Eine Anwohnerin erzählte, sie habe schon zweimal die Polizei gerufen. Die komme aber meist zu spät, wenn bereits wieder Ruhe eingekehrt ist. Auch sie selbst habe schon für Ruhe gesorgt. „Doch sobald ich weg bin, fängt alles wieder von vorne an“, sagte sie. Ob Fußballspiele, Bobbycars, Fahrradklingeln – wie auf dem Rummelplatz gehe es zu, so die Frau.

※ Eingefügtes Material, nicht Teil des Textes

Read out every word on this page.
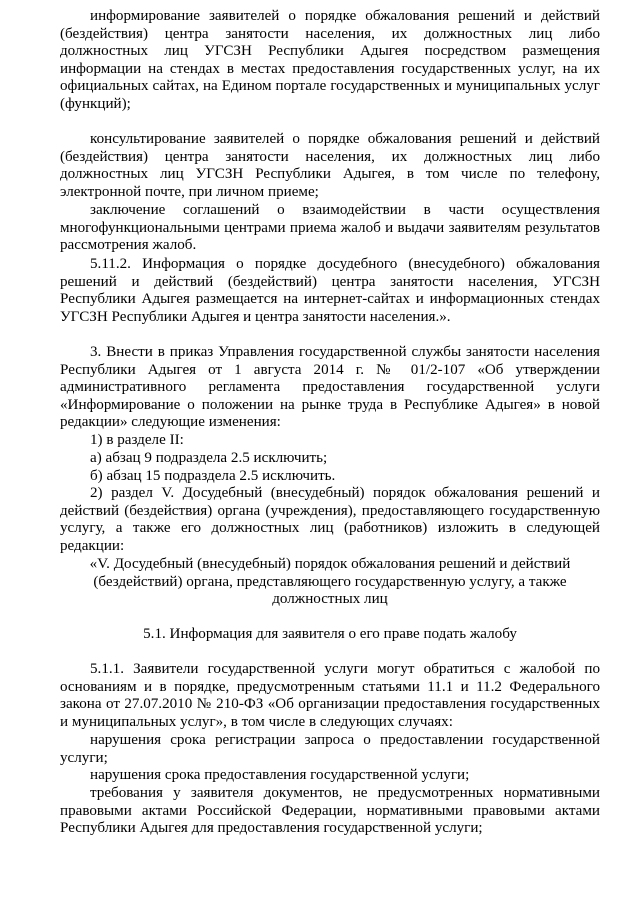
информирование заявителей о порядке обжалования решений и действий (бездействия) центра занятости населения, их должностных лиц либо должностных лиц УГСЗН Республики Адыгея посредством размещения информации на стендах в местах предоставления государственных услуг, на их официальных сайтах, на Едином портале государственных и муниципальных услуг (функций);

консультирование заявителей о порядке обжалования решений и действий (бездействия) центра занятости населения, их должностных лиц либо должностных лиц УГСЗН Республики Адыгея, в том числе по телефону, электронной почте, при личном приеме;

заключение соглашений о взаимодействии в части осуществления многофункциональными центрами приема жалоб и выдачи заявителям результатов рассмотрения жалоб.

5.11.2. Информация о порядке досудебного (внесудебного) обжалования решений и действий (бездействий) центра занятости населения, УГСЗН Республики Адыгея размещается на интернет-сайтах и информационных стендах УГСЗН Республики Адыгея и центра занятости населения.».

3. Внести в приказ Управления государственной службы занятости населения Республики Адыгея от 1 августа 2014 г. № 01/2-107 «Об утверждении административного регламента предоставления государственной услуги «Информирование о положении на рынке труда в Республике Адыгея» в новой редакции» следующие изменения:

1) в разделе II:

а) абзац 9 подраздела 2.5 исключить;

б) абзац 15 подраздела 2.5 исключить.

2) раздел V. Досудебный (внесудебный) порядок обжалования решений и действий (бездействия) органа (учреждения), предоставляющего государственную услугу, а также его должностных лиц (работников) изложить в следующей редакции:

«V. Досудебный (внесудебный) порядок обжалования решений и действий (бездействий) органа, представляющего государственную услугу, а также должностных лиц

5.1. Информация для заявителя о его праве подать жалобу

5.1.1. Заявители государственной услуги могут обратиться с жалобой по основаниям и в порядке, предусмотренным статьями 11.1 и 11.2 Федерального закона от 27.07.2010 № 210-ФЗ «Об организации предоставления государственных и муниципальных услуг», в том числе в следующих случаях:

нарушения срока регистрации запроса о предоставлении государственной услуги;

нарушения срока предоставления государственной услуги;

требования у заявителя документов, не предусмотренных нормативными правовыми актами Российской Федерации, нормативными правовыми актами Республики Адыгея для предоставления государственной услуги;
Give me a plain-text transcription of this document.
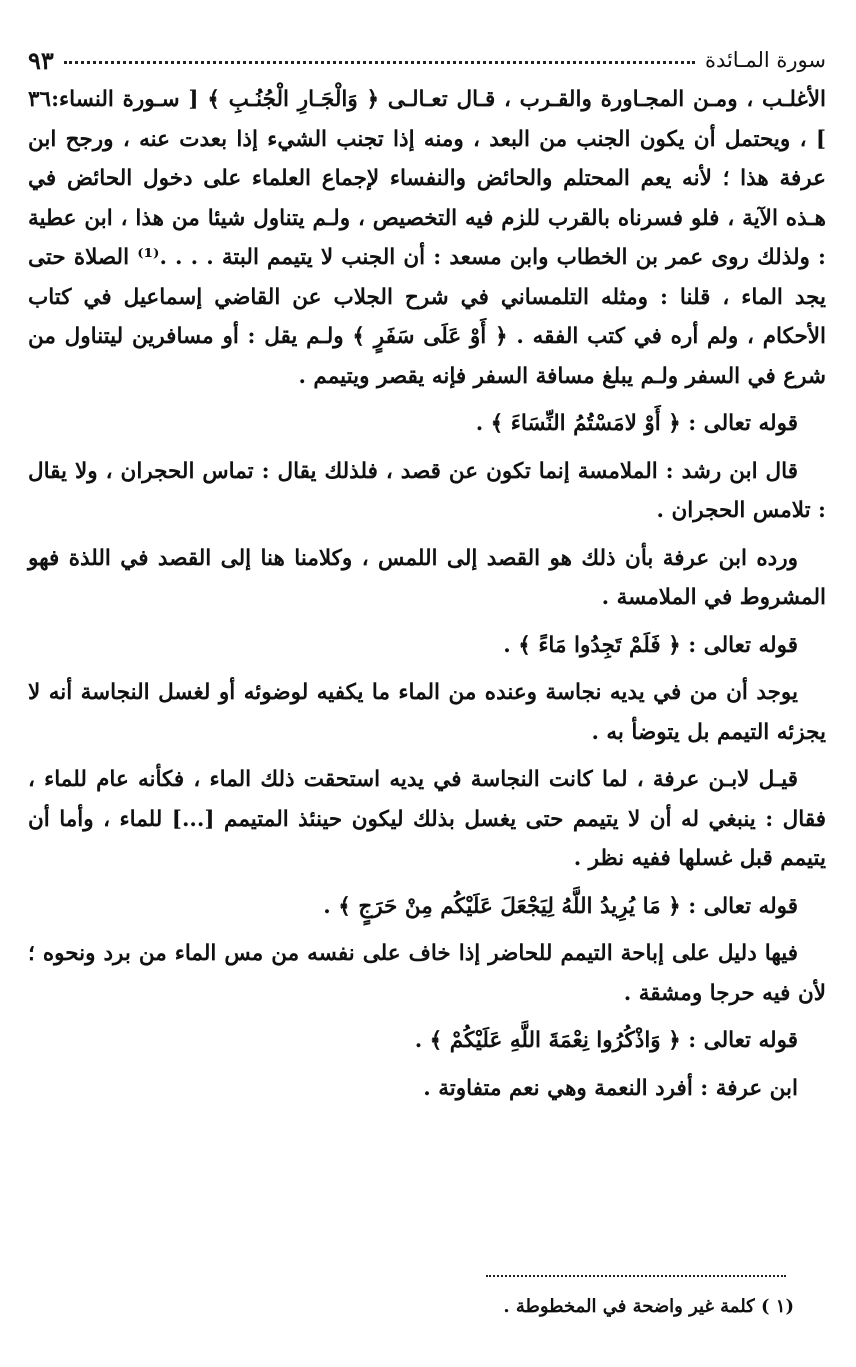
سورة المـائدة
٩٣

الأغلـب ، ومـن المجـاورة والقـرب ، قـال تعـالـى ﴿ وَالْجَـارِ الْجُنُـبِ ﴾ [ سـورة النساء:٣٦ ] ، ويحتمل أن يكون الجنب من البعد ، ومنه إذا تجنب الشيء إذا بعدت عنه ، ورجح ابن عرفة هذا ؛ لأنه يعم المحتلم والحائض والنفساء لإجماع العلماء على دخول الحائض في هـذه الآية ، فلو فسرناه بالقرب للزم فيه التخصيص ، ولـم يتناول شيئا من هذا ، ابن عطية : ولذلك روى عمر بن الخطاب وابن مسعد : أن الجنب لا يتيمم البتة . . . .⁽¹⁾ الصلاة حتى يجد الماء ، قلنا : ومثله التلمساني في شرح الجلاب عن القاضي إسماعيل في كتاب الأحكام ، ولم أره في كتب الفقه . ﴿ أَوْ عَلَى سَفَرٍ ﴾ ولـم يقل : أو مسافرين ليتناول من شرع في السفر ولـم يبلغ مسافة السفر فإنه يقصر ويتيمم .

قوله تعالى : ﴿ أَوْ لامَسْتُمُ النِّسَاءَ ﴾ .

قال ابن رشد : الملامسة إنما تكون عن قصد ، فلذلك يقال : تماس الحجران ، ولا يقال : تلامس الحجران .

ورده ابن عرفة بأن ذلك هو القصد إلى اللمس ، وكلامنا هنا إلى القصد في اللذة فهو المشروط في الملامسة .

قوله تعالى : ﴿ فَلَمْ تَجِدُوا مَاءً ﴾ .

يوجد أن من في يديه نجاسة وعنده من الماء ما يكفيه لوضوئه أو لغسل النجاسة أنه لا يجزئه التيمم بل يتوضأ به .

قيـل لابـن عرفة ، لما كانت النجاسة في يديه استحقت ذلك الماء ، فكأنه عام للماء ، فقال : ينبغي له أن لا يتيمم حتى يغسل بذلك ليكون حينئذ المتيمم [...] للماء ، وأما أن يتيمم قبل غسلها ففيه نظر .

قوله تعالى : ﴿ مَا يُرِيدُ اللَّهُ لِيَجْعَلَ عَلَيْكُم مِنْ حَرَجٍ ﴾ .

فيها دليل على إباحة التيمم للحاضر إذا خاف على نفسه من مس الماء من برد ونحوه ؛ لأن فيه حرجا ومشقة .

قوله تعالى : ﴿ وَاذْكُرُوا نِعْمَةَ اللَّهِ عَلَيْكُمْ ﴾ .

ابن عرفة : أفرد النعمة وهي نعم متفاوتة .

(١ ) كلمة غير واضحة في المخطوطة .
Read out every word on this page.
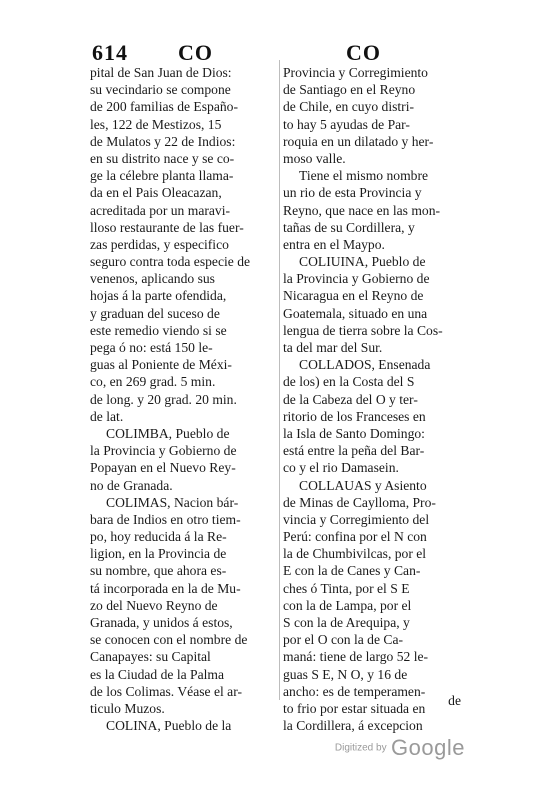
614 CO	CO
pital de San Juan de Dios:
su vecindario se compone
de 200 familias de Españo-
les, 122 de Mestizos, 15
de Mulatos y 22 de Indios:
en su distrito nace y se co-
ge la célebre planta llama-
da en el Pais Oleacazan,
acreditada por un maravi-
lloso restaurante de las fuer-
zas perdidas, y especifico
seguro contra toda especie de
venenos, aplicando sus
hojas á la parte ofendida,
y graduan del suceso de
este remedio viendo si se
pega ó no: está 150 le-
guas al Poniente de Méxi-
co, en 269 grad. 5 min.
de long. y 20 grad. 20 min.
de lat.
COLIMBA, Pueblo de
la Provincia y Gobierno de
Popayan en el Nuevo Rey-
no de Granada.
COLIMAS, Nacion bár-
bara de Indios en otro tiem-
po, hoy reducida á la Re-
ligion, en la Provincia de
su nombre, que ahora es-
tá incorporada en la de Mu-
zo del Nuevo Reyno de
Granada, y unidos á estos,
se conocen con el nombre de
Canapayes: su Capital
es la Ciudad de la Palma
de los Colimas. Véase el ar-
ticulo Muzos.
COLINA, Pueblo de la
Provincia y Corregimiento
de Santiago en el Reyno
de Chile, en cuyo distri-
to hay 5 ayudas de Par-
roquia en un dilatado y her-
moso valle.
Tiene el mismo nombre
un rio de esta Provincia y
Reyno, que nace en las mon-
tañas de su Cordillera, y
entra en el Maypo.
COLIUINA, Pueblo de
la Provincia y Gobierno de
Nicaragua en el Reyno de
Goatemala, situado en una
lengua de tierra sobre la Cos-
ta del mar del Sur.
COLLADOS, Ensenada
de los) en la Costa del S
de la Cabeza del O y ter-
ritorio de los Franceses en
la Isla de Santo Domingo:
está entre la peña del Bar-
co y el rio Damasein.
COLLAUAS y Asiento
de Minas de Caylloma, Pro-
vincia y Corregimiento del
Perú: confina por el N con
la de Chumbivilcas, por el
E con la de Canes y Can-
ches ó Tinta, por el S E
con la de Lampa, por el
S con la de Arequipa, y
por el O con la de Ca-
maná: tiene de largo 52 le-
guas S E, N O, y 16 de
ancho: es de temperamen-
to frio por estar situada en
la Cordillera, á excepcion
de
Digitized by Google
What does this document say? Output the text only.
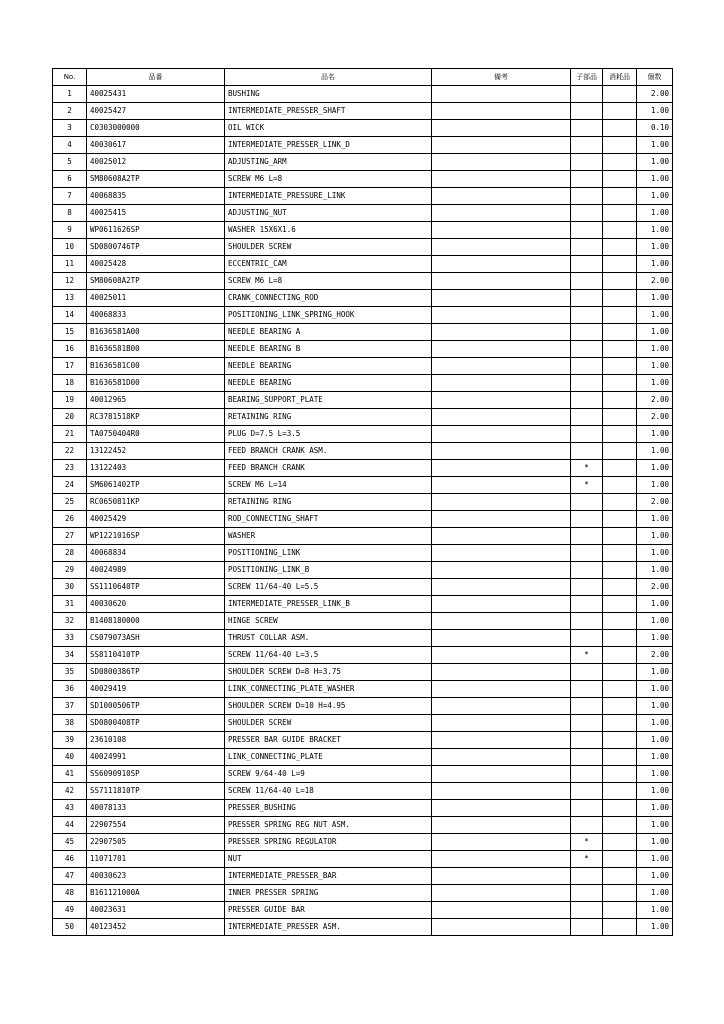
No.	品番	品名	備考	子部品	消耗品	個数
1	40025431	BUSHING				2.00
2	40025427	INTERMEDIATE_PRESSER_SHAFT				1.00
3	C0303000000	OIL WICK				0.10
4	40030617	INTERMEDIATE_PRESSER_LINK_D				1.00
5	40025012	ADJUSTING_ARM				1.00
6	SM80608A2TP	SCREW M6 L=8				1.00
7	40068835	INTERMEDIATE_PRESSURE_LINK				1.00
8	40025415	ADJUSTING_NUT				1.00
9	WP0611626SP	WASHER 15X6X1.6				1.00
10	SD0800746TP	SHOULDER SCREW				1.00
11	40025428	ECCENTRIC_CAM				1.00
12	SM80608A2TP	SCREW M6 L=8				2.00
13	40025011	CRANK_CONNECTING_ROD				1.00
14	40068833	POSITIONING_LINK_SPRING_HOOK				1.00
15	B1636581A00	NEEDLE BEARING A				1.00
16	B1636581B00	NEEDLE BEARING B				1.00
17	B1636581C00	NEEDLE BEARING				1.00
18	B1636581D00	NEEDLE BEARING				1.00
19	40012965	BEARING_SUPPORT_PLATE				2.00
20	RC3781518KP	RETAINING RING				2.00
21	TA0750404R0	PLUG D=7.5 L=3.5				1.00
22	13122452	FEED BRANCH CRANK ASM.				1.00
23	13122403	FEED BRANCH CRANK		*		1.00
24	SM6061402TP	SCREW M6 L=14		*		1.00
25	RC0650811KP	RETAINING RING				2.00
26	40025429	ROD_CONNECTING_SHAFT				1.00
27	WP1221016SP	WASHER				1.00
28	40068834	POSITIONING_LINK				1.00
29	40024989	POSITIONING_LINK_B				1.00
30	SS1110640TP	SCREW 11/64-40 L=5.5				2.00
31	40030620	INTERMEDIATE_PRESSER_LINK_B				1.00
32	B1408180000	HINGE SCREW				1.00
33	CS079073ASH	THRUST COLLAR ASM.				1.00
34	SS8110410TP	SCREW 11/64-40 L=3.5		*		2.00
35	SD0800386TP	SHOULDER SCREW D=8 H=3.75				1.00
36	40029419	LINK_CONNECTING_PLATE_WASHER				1.00
37	SD1000506TP	SHOULDER SCREW D=10 H=4.95				1.00
38	SD0800408TP	SHOULDER SCREW				1.00
39	23610108	PRESSER BAR GUIDE BRACKET				1.00
40	40024991	LINK_CONNECTING_PLATE				1.00
41	SS6090910SP	SCREW 9/64-40 L=9				1.00
42	SS7111810TP	SCREW 11/64-40 L=18				1.00
43	40078133	PRESSER_BUSHING				1.00
44	22907554	PRESSER SPRING REG NUT ASM.				1.00
45	22907505	PRESSER SPRING REGULATOR		*		1.00
46	11071701	NUT		*		1.00
47	40030623	INTERMEDIATE_PRESSER_BAR				1.00
48	B161121000A	INNER PRESSER SPRING				1.00
49	40023631	PRESSER GUIDE BAR				1.00
50	40123452	INTERMEDIATE_PRESSER ASM.				1.00
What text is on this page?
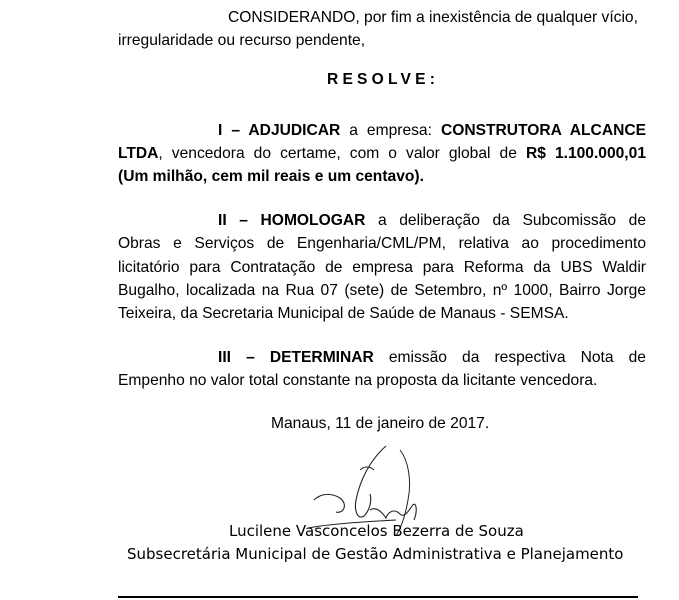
CONSIDERANDO, por fim a inexistência de qualquer vício,
irregularidade ou recurso pendente,
RESOLVE:
I – ADJUDICAR a empresa: CONSTRUTORA ALCANCE
LTDA, vencedora do certame, com o valor global de R$ 1.100.000,01
(Um milhão, cem mil reais e um centavo).
II – HOMOLOGAR a deliberação da Subcomissão de
Obras e Serviços de Engenharia/CML/PM, relativa ao procedimento
licitatório para Contratação de empresa para Reforma da UBS Waldir
Bugalho, localizada na Rua 07 (sete) de Setembro, nº 1000, Bairro Jorge
Teixeira, da Secretaria Municipal de Saúde de Manaus - SEMSA.
III – DETERMINAR emissão da respectiva Nota de
Empenho no valor total constante na proposta da licitante vencedora.
Manaus, 11 de janeiro de 2017.
Lucilene Vasconcelos Bezerra de Souza
Subsecretária Municipal de Gestão Administrativa e Planejamento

Doch es ist nicht nur der Lärm, der die Nachbarn beschäftigt. Das zweite Problem: der stinkende Müll. „Die Container quellen schon Tage vor der Leerung über“, so der Anwohner. Aus der Küche würden blaue Säcke mit Lebensmitteln rausgestellt. Eine Nachbarin habe sogar Ungeziefer und Ratten gesichtet, die sich dort zu schaffen machten. In Sachen Müll seien die Bewohner unbelehrbar, merkte eine andere Frau an. Dritter Kritikpunkt der Anwohner sind die Teppiche, die tagelang vor der Unterkunft hängen. Für manche sei das ein unschöner Anblick, der kulturell fremd wirke, hieß es von Anwohnern.

Heimleiter wirbt um Verständnis

Für Heimleiter Amr Raimann kamen die Beschwerden nicht überraschend. Er kennt die Probleme aus erster Hand. Gleichwohl warb er um Verständnis für die Situation der Flüchtlinge. Unter den derzeit 138 Bewohnern seien viele kinderreiche Familien. Insgesamt sind 70 Kinder in der Unterkunft untergebracht. Jedem Bewohner stünden viereinhalb Quadratmeter Wohnfläche zur Verfügung, so Raimann. „Da ist es normal, wenn Eltern es erlauben, dass ihre Kinder draußen spielen.“

Dazu komme der erst vor Kurzem zu Ende gegangene Fastenmonat Ramadan. Der geht im Islam traditionell mit großen abendlichen Essensgelagen einher. „Es ist schwer, den Leuten zu vermitteln, dass sie während des Ramadan ruhig sein sollen“, so Raimann.

Doch auch der Leiter selbst hat seine Schwierigkeiten mit den Bewohnern: Diese versprächen ihm das eine, täten aber das andere, sobald er die Unterkunft nachmittags verlasse. Am Ende seien die Bewohner selbst in der Pflicht. Nach 16 Uhr sei auch keine Security mehr zugegen, und die Flüchtlinge seien sich selbst überlassen.

Anwohner fordern einen Sozialarbeiter, der nachts vor Ort ist

Auch beim Thema Müll sei er mit den Bewohnern im Gespräch und räume auch mal selbst auf – eine Tatsache, die die Nachbarn honorierten. Raimann betonte, dass viele Beschwerden aus der Unterkunft selbst kämen. Vor allem Bewohner, die bereits einer Beschäftigung nachgehen, stören sich am Lärm.

Den Anwohnern reichten diese Erklärungen nur bedingt. „Die Appelle haben keine Wirkung, wenn nicht nachts jemand vor Ort ist“, sagte der Nachbar, der die Kritik anfangs vorgetragen hatte. Man solle überlegen, einen Sozialarbeiter einzusetzen, der nach dem Rechten sehe, wenn die Heimleitung und Sicherheitsdienst Feierabend machen, lautete die Forderung der Anwohner.